# Tarpoon takes me to school



## JoeWelbourn (Dec 11, 2006)

I hooked my first tarpon today after work, off the Skyway. He took me to school. He spooled off about 200 yds of line and the rubbed a piling and shot me the "middle fin"---gone. I was stunned. I could not turn the fish around. Iknow use the boat. Amatuer mistake that won't happen next time! He just ran and my 6/0 spinning reel screamed like a newborn staring at an ugly nurse. DAMN THE BAD LUCK. A storm moved in and the water got rough we called it off at 9PM.

Joe---tarpon less Joe! :-[ :'(


----------



## catfish1225 (Jul 28, 2007)

Joe,
This is Jimbo, I met yo at the boat ramp today. thanks for all the tips you gave me I looke forward to using them. As you can see I joined the forum, its nice here I think I will like it!!!!! I look forward to learning lots from this site.
Jimbo


----------



## tom_in_orl (Dec 9, 2006)

Nice one Joe ;D Do you have Tarpon Fever now?

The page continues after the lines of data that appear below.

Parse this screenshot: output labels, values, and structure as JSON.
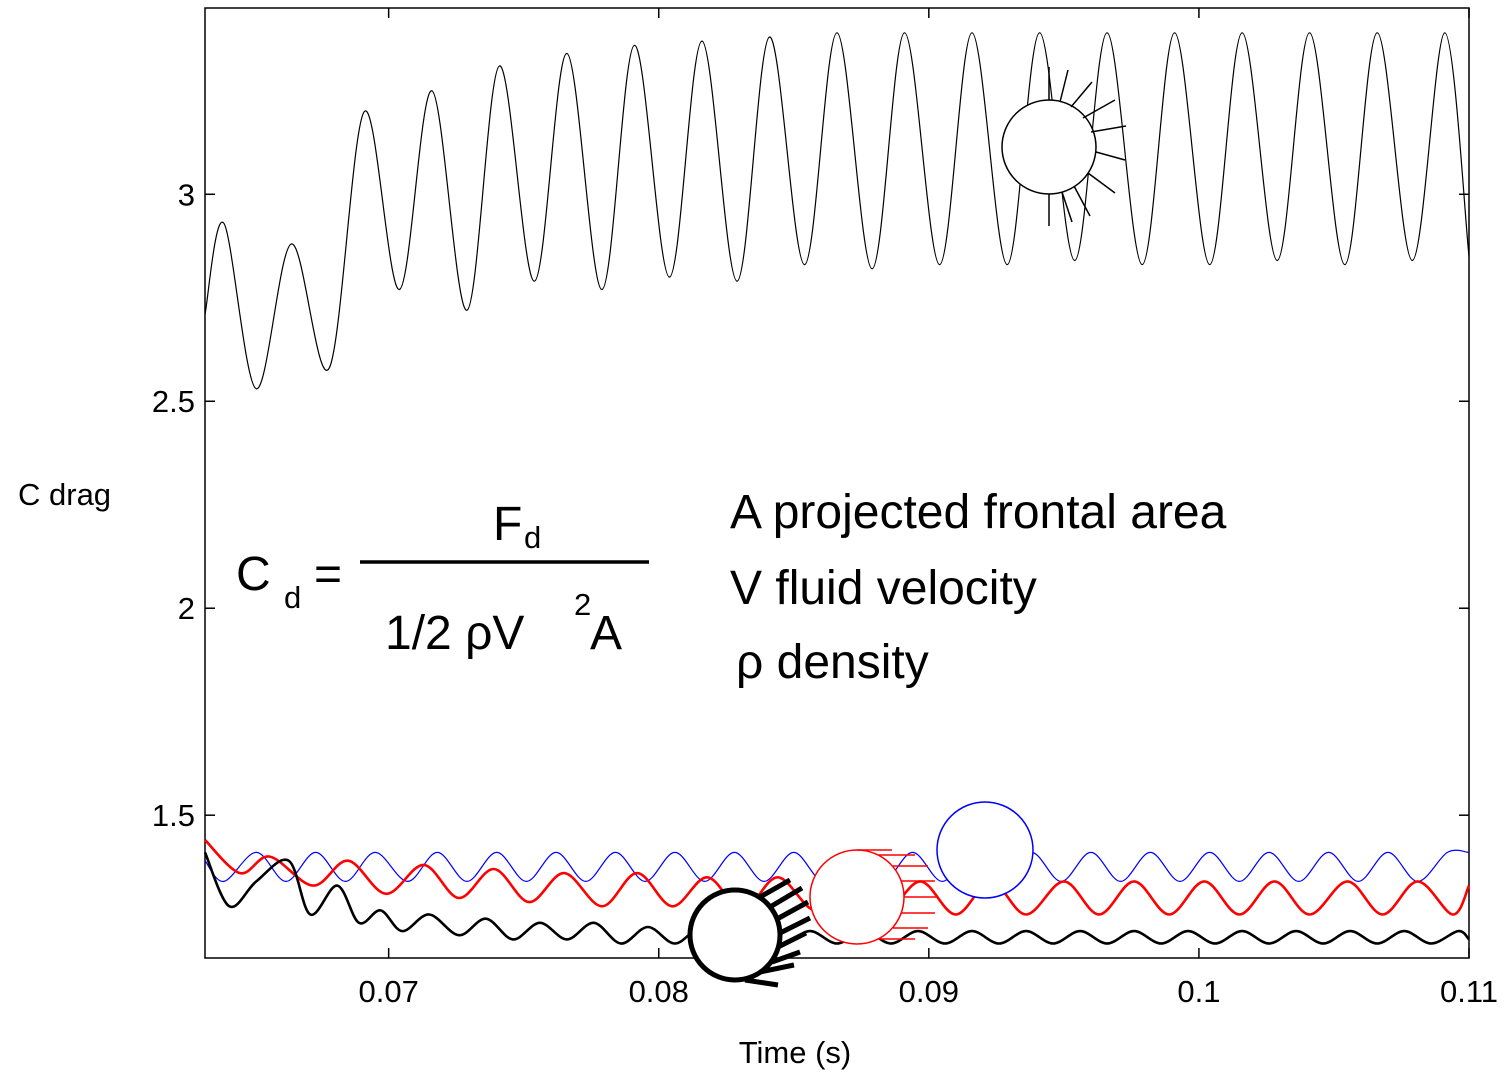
{
  "chart_data": {
    "type": "line",
    "xlabel": "Time (s)",
    "ylabel": "C drag",
    "xlim": [
      0.0632,
      0.11
    ],
    "ylim": [
      1.155,
      3.45
    ],
    "xticks": [
      0.07,
      0.08,
      0.09,
      0.1,
      0.11
    ],
    "xtick_labels": [
      "0.07",
      "0.08",
      "0.09",
      "0.1",
      "0.11"
    ],
    "yticks": [
      1.5,
      2,
      2.5,
      3
    ],
    "ytick_labels": [
      "1.5",
      "2",
      "2.5",
      "3"
    ],
    "grid": false,
    "series": [
      {
        "key": "hairy-top",
        "color": "#000000",
        "width": 1.2,
        "x": [
          0.0632,
          0.0639,
          0.0651,
          0.0664,
          0.0678,
          0.0691,
          0.0704,
          0.0716,
          0.0729,
          0.0741,
          0.0754,
          0.0766,
          0.0779,
          0.0791,
          0.0804,
          0.0816,
          0.0829,
          0.0841,
          0.0854,
          0.0866,
          0.0879,
          0.0891,
          0.0904,
          0.0916,
          0.0929,
          0.0941,
          0.0954,
          0.0966,
          0.0979,
          0.0991,
          0.1004,
          0.1016,
          0.1029,
          0.1041,
          0.1054,
          0.1066,
          0.1079,
          0.1091,
          0.11
        ],
        "y": [
          2.71,
          2.93,
          2.53,
          2.88,
          2.58,
          3.2,
          2.77,
          3.25,
          2.72,
          3.31,
          2.79,
          3.34,
          2.77,
          3.36,
          2.8,
          3.37,
          2.79,
          3.38,
          2.83,
          3.39,
          2.82,
          3.39,
          2.83,
          3.39,
          2.83,
          3.39,
          2.84,
          3.39,
          2.83,
          3.39,
          2.83,
          3.39,
          2.84,
          3.39,
          2.83,
          3.39,
          2.84,
          3.39,
          2.85
        ]
      },
      {
        "key": "blue",
        "color": "#0000ff",
        "width": 1.2,
        "x": [
          0.0632,
          0.0639,
          0.0651,
          0.0662,
          0.0673,
          0.0684,
          0.0695,
          0.0707,
          0.0718,
          0.0729,
          0.074,
          0.0751,
          0.0762,
          0.0773,
          0.0784,
          0.0795,
          0.0806,
          0.0817,
          0.0828,
          0.0839,
          0.085,
          0.0861,
          0.0872,
          0.0883,
          0.0894,
          0.0905,
          0.0916,
          0.0927,
          0.0938,
          0.0949,
          0.096,
          0.0971,
          0.0982,
          0.0993,
          0.1004,
          0.1015,
          0.1026,
          0.1037,
          0.1048,
          0.1059,
          0.107,
          0.1081,
          0.1092,
          0.11
        ],
        "y": [
          1.39,
          1.34,
          1.41,
          1.34,
          1.41,
          1.34,
          1.41,
          1.34,
          1.41,
          1.34,
          1.41,
          1.34,
          1.41,
          1.34,
          1.41,
          1.34,
          1.41,
          1.34,
          1.41,
          1.34,
          1.41,
          1.34,
          1.41,
          1.34,
          1.41,
          1.34,
          1.41,
          1.34,
          1.41,
          1.34,
          1.41,
          1.34,
          1.41,
          1.34,
          1.41,
          1.34,
          1.41,
          1.34,
          1.41,
          1.34,
          1.41,
          1.34,
          1.41,
          1.41
        ]
      },
      {
        "key": "red",
        "color": "#ff0000",
        "width": 2.6,
        "x": [
          0.0632,
          0.0645,
          0.0656,
          0.0672,
          0.0685,
          0.0699,
          0.0713,
          0.0726,
          0.0739,
          0.0752,
          0.0765,
          0.0779,
          0.0792,
          0.0805,
          0.0818,
          0.0831,
          0.0844,
          0.0858,
          0.0871,
          0.0884,
          0.0897,
          0.091,
          0.0923,
          0.0936,
          0.095,
          0.0963,
          0.0976,
          0.0989,
          0.1002,
          0.1015,
          0.1028,
          0.1041,
          0.1055,
          0.1068,
          0.1081,
          0.1094,
          0.11
        ],
        "y": [
          1.44,
          1.36,
          1.4,
          1.33,
          1.39,
          1.31,
          1.38,
          1.3,
          1.37,
          1.29,
          1.36,
          1.28,
          1.36,
          1.28,
          1.35,
          1.27,
          1.35,
          1.27,
          1.34,
          1.27,
          1.34,
          1.26,
          1.34,
          1.26,
          1.34,
          1.26,
          1.34,
          1.26,
          1.34,
          1.26,
          1.34,
          1.26,
          1.34,
          1.26,
          1.34,
          1.26,
          1.33
        ]
      },
      {
        "key": "black-bottom",
        "color": "#000000",
        "width": 2.6,
        "x": [
          0.0632,
          0.0641,
          0.0651,
          0.0663,
          0.0671,
          0.0681,
          0.0689,
          0.0697,
          0.0705,
          0.0715,
          0.0726,
          0.0736,
          0.0746,
          0.0756,
          0.0766,
          0.0776,
          0.0786,
          0.0796,
          0.0806,
          0.0816,
          0.0826,
          0.0836,
          0.0846,
          0.0856,
          0.0866,
          0.0876,
          0.0886,
          0.0896,
          0.0906,
          0.0916,
          0.0926,
          0.0936,
          0.0946,
          0.0956,
          0.0966,
          0.0976,
          0.0986,
          0.0996,
          0.1006,
          0.1016,
          0.1026,
          0.1036,
          0.1046,
          0.1056,
          0.1066,
          0.1076,
          0.1086,
          0.1096,
          0.11
        ],
        "y": [
          1.41,
          1.28,
          1.34,
          1.39,
          1.26,
          1.33,
          1.24,
          1.27,
          1.22,
          1.26,
          1.21,
          1.25,
          1.2,
          1.24,
          1.2,
          1.24,
          1.19,
          1.23,
          1.19,
          1.23,
          1.19,
          1.23,
          1.19,
          1.22,
          1.19,
          1.22,
          1.19,
          1.22,
          1.19,
          1.22,
          1.19,
          1.22,
          1.19,
          1.22,
          1.19,
          1.22,
          1.19,
          1.22,
          1.19,
          1.22,
          1.19,
          1.22,
          1.19,
          1.22,
          1.19,
          1.22,
          1.19,
          1.22,
          1.2
        ]
      }
    ]
  },
  "formula": {
    "lhs": "C",
    "lhs_sub": "d",
    "eq": "=",
    "numerator": "F",
    "numerator_sub": "d",
    "denominator_a": "1/2 ",
    "denominator_rho": "ρ",
    "denominator_v": "V",
    "denominator_exp": "2",
    "denominator_b": "A"
  },
  "legend_text": {
    "line1": "A projected frontal area",
    "line2": "V fluid velocity",
    "line3": "ρ density"
  },
  "colors": {
    "blue": "#0000ff",
    "red": "#ff0000",
    "black": "#000000"
  }
}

Welcome to the forum, catfish. [smiley=beer.gif]


----------



## JoeWelbourn (Dec 11, 2006)

Spend 3 hours last night shopping for a Tarpon rod and reel. Call the doctor, I have tarpon fever!

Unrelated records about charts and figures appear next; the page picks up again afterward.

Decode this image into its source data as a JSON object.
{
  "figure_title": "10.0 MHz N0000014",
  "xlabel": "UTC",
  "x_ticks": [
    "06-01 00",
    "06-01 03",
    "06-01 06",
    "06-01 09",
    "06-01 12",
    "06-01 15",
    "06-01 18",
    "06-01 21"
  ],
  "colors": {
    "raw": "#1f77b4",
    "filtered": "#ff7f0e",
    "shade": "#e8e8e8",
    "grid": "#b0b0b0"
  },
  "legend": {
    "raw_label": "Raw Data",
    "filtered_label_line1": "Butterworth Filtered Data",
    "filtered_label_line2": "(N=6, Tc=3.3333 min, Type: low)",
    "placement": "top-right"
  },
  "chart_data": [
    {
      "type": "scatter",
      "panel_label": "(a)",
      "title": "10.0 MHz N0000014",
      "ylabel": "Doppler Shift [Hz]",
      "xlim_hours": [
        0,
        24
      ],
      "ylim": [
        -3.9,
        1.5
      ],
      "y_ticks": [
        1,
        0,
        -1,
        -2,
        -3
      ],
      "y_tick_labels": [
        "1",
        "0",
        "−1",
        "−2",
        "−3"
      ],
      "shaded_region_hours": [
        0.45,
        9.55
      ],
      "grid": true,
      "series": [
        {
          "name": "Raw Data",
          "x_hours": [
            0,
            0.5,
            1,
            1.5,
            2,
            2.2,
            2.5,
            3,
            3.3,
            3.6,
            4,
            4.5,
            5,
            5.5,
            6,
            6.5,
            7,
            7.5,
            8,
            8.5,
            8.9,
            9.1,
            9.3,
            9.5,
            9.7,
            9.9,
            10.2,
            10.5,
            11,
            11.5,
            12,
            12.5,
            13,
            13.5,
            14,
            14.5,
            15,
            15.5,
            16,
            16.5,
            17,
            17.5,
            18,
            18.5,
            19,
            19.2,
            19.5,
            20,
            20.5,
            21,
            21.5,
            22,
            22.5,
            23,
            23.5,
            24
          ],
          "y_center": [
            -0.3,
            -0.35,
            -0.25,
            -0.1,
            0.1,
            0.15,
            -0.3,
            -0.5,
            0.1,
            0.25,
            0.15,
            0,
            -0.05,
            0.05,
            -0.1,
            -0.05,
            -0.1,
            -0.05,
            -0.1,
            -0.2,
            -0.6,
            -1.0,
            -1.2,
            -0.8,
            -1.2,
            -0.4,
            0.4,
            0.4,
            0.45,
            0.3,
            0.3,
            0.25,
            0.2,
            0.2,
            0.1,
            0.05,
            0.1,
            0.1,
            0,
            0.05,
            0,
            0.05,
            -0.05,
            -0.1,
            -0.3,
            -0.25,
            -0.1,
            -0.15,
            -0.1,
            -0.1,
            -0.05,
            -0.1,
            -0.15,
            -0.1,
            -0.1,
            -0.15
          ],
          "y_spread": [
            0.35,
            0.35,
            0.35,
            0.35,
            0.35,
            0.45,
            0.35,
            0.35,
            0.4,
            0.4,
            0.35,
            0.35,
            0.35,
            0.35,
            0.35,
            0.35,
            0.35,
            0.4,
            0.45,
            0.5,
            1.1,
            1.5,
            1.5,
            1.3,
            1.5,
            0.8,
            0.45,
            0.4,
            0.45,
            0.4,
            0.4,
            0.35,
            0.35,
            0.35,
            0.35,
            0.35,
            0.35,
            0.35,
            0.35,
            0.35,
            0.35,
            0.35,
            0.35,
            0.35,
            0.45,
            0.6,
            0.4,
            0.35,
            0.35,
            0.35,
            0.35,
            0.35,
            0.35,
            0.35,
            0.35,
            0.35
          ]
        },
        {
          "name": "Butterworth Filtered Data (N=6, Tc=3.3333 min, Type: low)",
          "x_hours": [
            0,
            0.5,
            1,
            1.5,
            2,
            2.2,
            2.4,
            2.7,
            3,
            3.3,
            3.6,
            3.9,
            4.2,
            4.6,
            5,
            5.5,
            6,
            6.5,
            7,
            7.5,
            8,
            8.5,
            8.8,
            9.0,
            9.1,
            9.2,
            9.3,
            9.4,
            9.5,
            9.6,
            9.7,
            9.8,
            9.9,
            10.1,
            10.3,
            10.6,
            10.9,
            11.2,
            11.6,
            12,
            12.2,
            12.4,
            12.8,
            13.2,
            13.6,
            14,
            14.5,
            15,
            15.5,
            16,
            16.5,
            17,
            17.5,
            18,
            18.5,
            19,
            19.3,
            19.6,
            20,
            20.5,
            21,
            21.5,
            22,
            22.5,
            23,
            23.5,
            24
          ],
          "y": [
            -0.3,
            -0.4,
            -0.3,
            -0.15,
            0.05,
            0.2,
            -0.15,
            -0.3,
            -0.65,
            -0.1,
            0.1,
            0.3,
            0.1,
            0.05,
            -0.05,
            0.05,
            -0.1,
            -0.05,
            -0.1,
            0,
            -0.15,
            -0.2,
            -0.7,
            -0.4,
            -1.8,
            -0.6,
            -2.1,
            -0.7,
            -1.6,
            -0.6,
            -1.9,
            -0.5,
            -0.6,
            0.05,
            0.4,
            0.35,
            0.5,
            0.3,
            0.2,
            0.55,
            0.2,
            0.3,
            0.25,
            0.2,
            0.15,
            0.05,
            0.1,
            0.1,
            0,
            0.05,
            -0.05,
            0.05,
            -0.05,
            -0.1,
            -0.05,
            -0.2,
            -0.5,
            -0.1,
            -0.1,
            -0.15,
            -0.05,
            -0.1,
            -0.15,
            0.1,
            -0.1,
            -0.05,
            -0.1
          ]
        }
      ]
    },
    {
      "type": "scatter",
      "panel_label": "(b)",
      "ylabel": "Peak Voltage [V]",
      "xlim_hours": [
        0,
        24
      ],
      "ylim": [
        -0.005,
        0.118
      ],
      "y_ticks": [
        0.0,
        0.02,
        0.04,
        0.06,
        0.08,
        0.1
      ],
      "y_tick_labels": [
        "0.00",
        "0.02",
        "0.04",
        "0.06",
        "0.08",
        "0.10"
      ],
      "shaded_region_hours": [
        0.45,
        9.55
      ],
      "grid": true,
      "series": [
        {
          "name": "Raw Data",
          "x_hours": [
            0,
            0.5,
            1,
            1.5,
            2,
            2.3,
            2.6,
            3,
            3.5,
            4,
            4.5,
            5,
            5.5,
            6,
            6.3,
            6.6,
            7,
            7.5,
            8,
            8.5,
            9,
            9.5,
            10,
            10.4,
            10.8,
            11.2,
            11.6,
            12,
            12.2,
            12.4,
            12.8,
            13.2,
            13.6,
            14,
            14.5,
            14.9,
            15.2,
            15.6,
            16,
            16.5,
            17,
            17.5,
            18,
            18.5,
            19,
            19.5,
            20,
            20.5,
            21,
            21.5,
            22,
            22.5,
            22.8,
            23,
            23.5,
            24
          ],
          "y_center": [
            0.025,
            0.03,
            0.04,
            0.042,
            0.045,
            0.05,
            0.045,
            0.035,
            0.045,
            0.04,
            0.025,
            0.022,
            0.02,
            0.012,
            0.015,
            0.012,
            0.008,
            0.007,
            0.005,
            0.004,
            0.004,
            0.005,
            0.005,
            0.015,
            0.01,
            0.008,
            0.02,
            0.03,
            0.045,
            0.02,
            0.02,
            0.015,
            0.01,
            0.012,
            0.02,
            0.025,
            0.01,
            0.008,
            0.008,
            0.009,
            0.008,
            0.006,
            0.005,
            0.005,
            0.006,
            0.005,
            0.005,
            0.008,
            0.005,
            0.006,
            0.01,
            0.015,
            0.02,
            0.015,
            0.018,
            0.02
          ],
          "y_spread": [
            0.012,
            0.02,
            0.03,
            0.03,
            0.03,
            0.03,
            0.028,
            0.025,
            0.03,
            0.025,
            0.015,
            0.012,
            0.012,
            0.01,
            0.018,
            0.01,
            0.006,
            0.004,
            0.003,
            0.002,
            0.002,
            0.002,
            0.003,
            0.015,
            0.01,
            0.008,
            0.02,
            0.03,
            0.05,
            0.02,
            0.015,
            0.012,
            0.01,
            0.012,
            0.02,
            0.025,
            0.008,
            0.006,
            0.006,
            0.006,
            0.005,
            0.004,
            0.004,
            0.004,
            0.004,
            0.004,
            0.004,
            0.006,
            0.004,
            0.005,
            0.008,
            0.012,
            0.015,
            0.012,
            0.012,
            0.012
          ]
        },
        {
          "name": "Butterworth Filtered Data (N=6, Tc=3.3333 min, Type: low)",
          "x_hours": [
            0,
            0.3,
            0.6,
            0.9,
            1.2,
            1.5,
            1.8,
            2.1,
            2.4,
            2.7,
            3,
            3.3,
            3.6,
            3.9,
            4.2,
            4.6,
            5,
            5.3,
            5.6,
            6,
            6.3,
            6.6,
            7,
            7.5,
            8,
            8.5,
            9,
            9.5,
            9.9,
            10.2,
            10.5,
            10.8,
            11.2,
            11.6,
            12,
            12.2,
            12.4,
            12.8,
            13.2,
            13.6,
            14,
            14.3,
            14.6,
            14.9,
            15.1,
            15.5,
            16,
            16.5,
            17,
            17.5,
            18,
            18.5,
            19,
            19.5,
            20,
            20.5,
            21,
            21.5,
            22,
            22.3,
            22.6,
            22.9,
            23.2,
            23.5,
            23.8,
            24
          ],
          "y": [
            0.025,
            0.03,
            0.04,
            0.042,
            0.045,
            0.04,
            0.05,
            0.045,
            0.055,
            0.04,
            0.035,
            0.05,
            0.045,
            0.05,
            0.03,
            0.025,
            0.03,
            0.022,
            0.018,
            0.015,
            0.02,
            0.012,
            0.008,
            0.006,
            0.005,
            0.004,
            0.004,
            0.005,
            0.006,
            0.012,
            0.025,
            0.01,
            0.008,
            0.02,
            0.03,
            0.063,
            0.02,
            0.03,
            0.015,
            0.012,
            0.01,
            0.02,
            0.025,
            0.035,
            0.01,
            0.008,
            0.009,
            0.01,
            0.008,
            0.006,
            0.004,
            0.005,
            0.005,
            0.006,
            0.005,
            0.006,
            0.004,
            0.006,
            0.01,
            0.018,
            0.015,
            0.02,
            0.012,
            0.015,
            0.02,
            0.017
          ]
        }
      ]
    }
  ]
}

Welcome Jimbo. It was my pleasure to meet you. Just so you guys know, Jimbo has a "Bad Arse" Beavertail B2 skiff. I meet him last night launching to go tarpon fishing. Nice guy who knows his boats. Jimbo reach out to anyone here---great site with good guys eager to fish and help each other.

Now let me get back to tarpon gear shopping. Any suggestions for good combination rod and reel I can use for tarpon and big snook fishing?

Joe


----------



## iMacattack (Dec 11, 2006)

Congrats! Nothing like getting a little poon-tang at night huh? ;D 

I have three "poon" rods based on angler ability and size of fish.. 

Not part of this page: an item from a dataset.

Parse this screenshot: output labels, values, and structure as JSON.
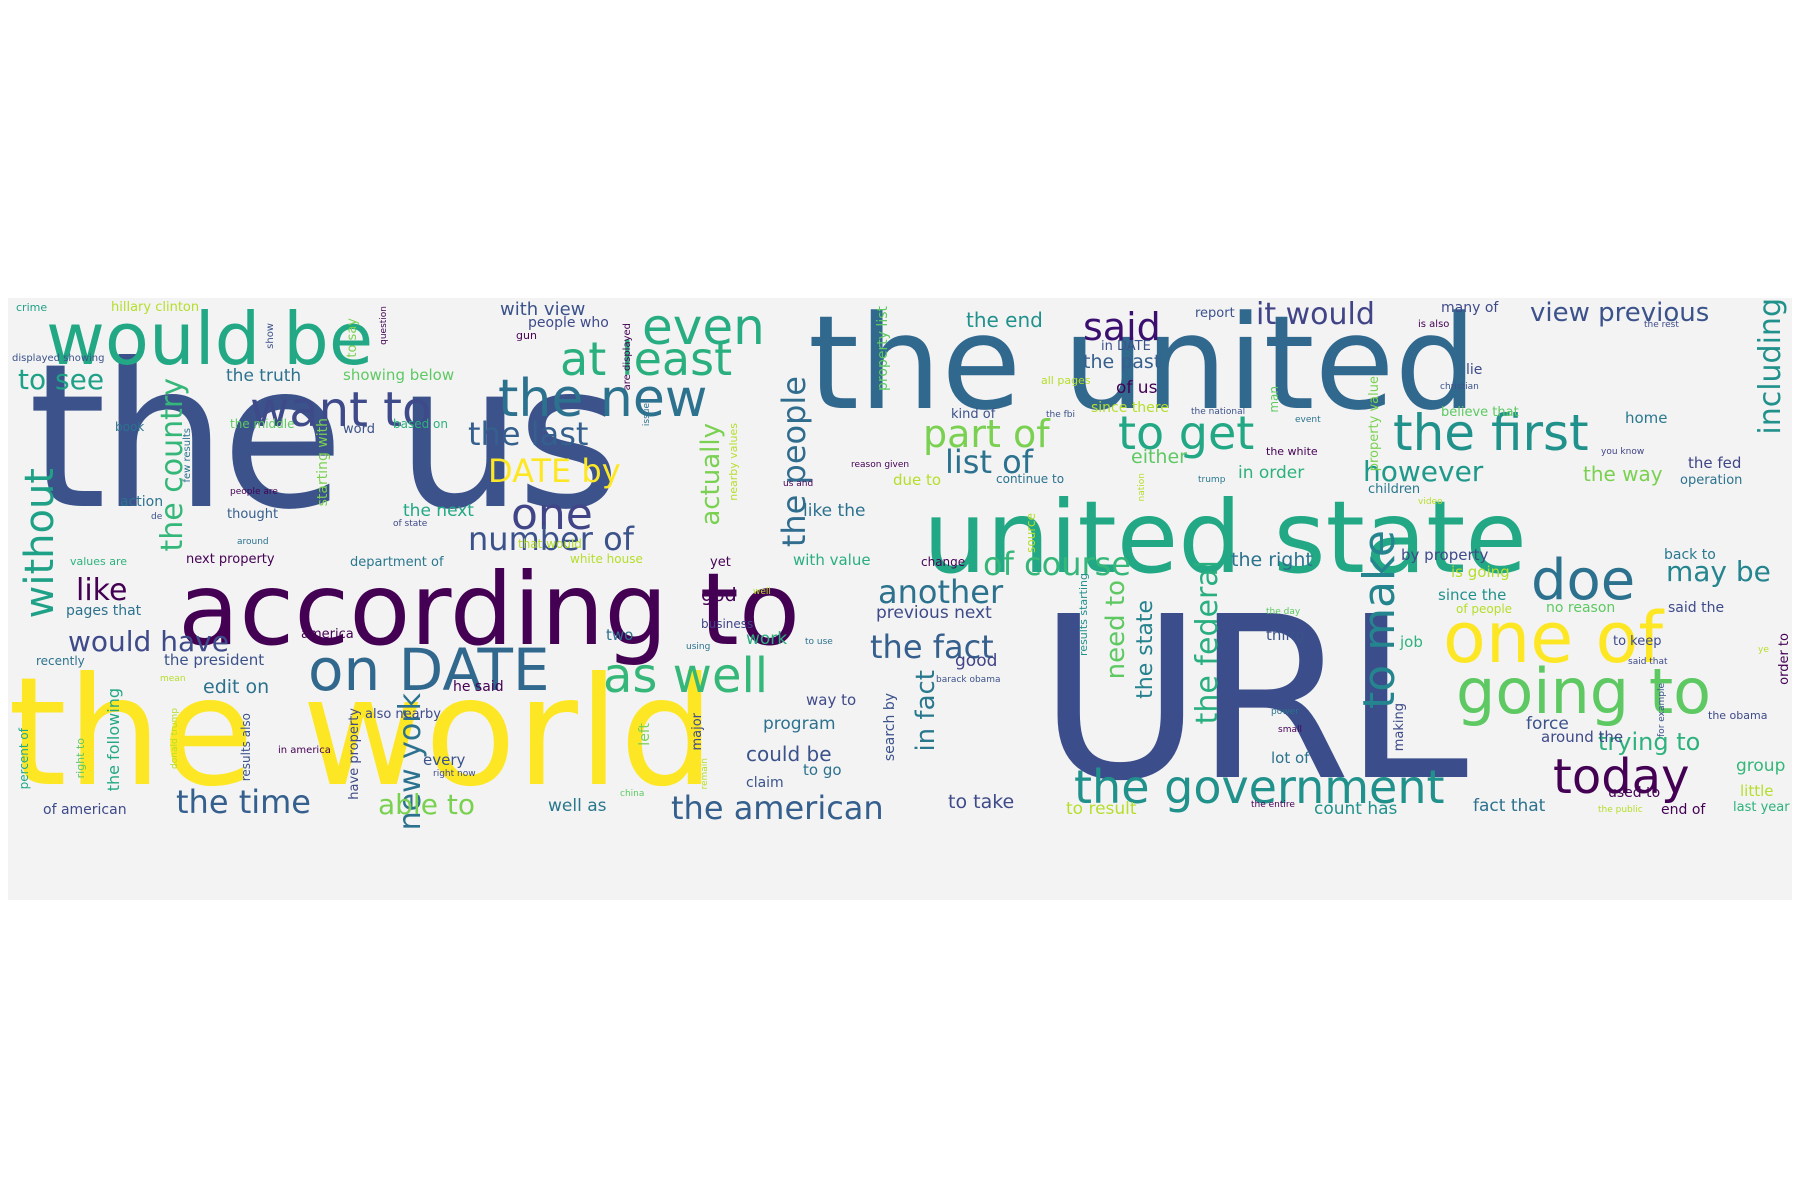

My personal rod for small 5-30lb class "local" canal poons is a Shimano Stella 4000 on a 7' Shimano Compre 12lb class rod. My medium size set up is a Shimano Stratic 6000 on a '7 Penn Power Graph II 15-25lb class rod. My heave stick is a Shimano Baitrunner 6500 on a 7' Fenwick Atlanticstick Supreme 15-40lb class rod. On the two heavier rods I had the grips customized and removed the gimble. 

I'm looking for two more rods to finish my poon-tackle... ;D I'm looking for two heavy weight LW casting reel and rods.

Cheers


----------



## Apollobeachsam (Dec 14, 2006)

too bad Joe... 

use a 20-40 spinning rod.. Teramar / Dogfish / or the Evolution solid carbon one I use.. they all run about $100

the reel ... 60-80 Boca/Cabo or other large saltwater reel w/ good drag.

50lb braid.. you all set. ..$300


----------



## St._Sophie_Girl (Dec 13, 2006)

AWW, Joe! At least you got em on the line! ;D


----------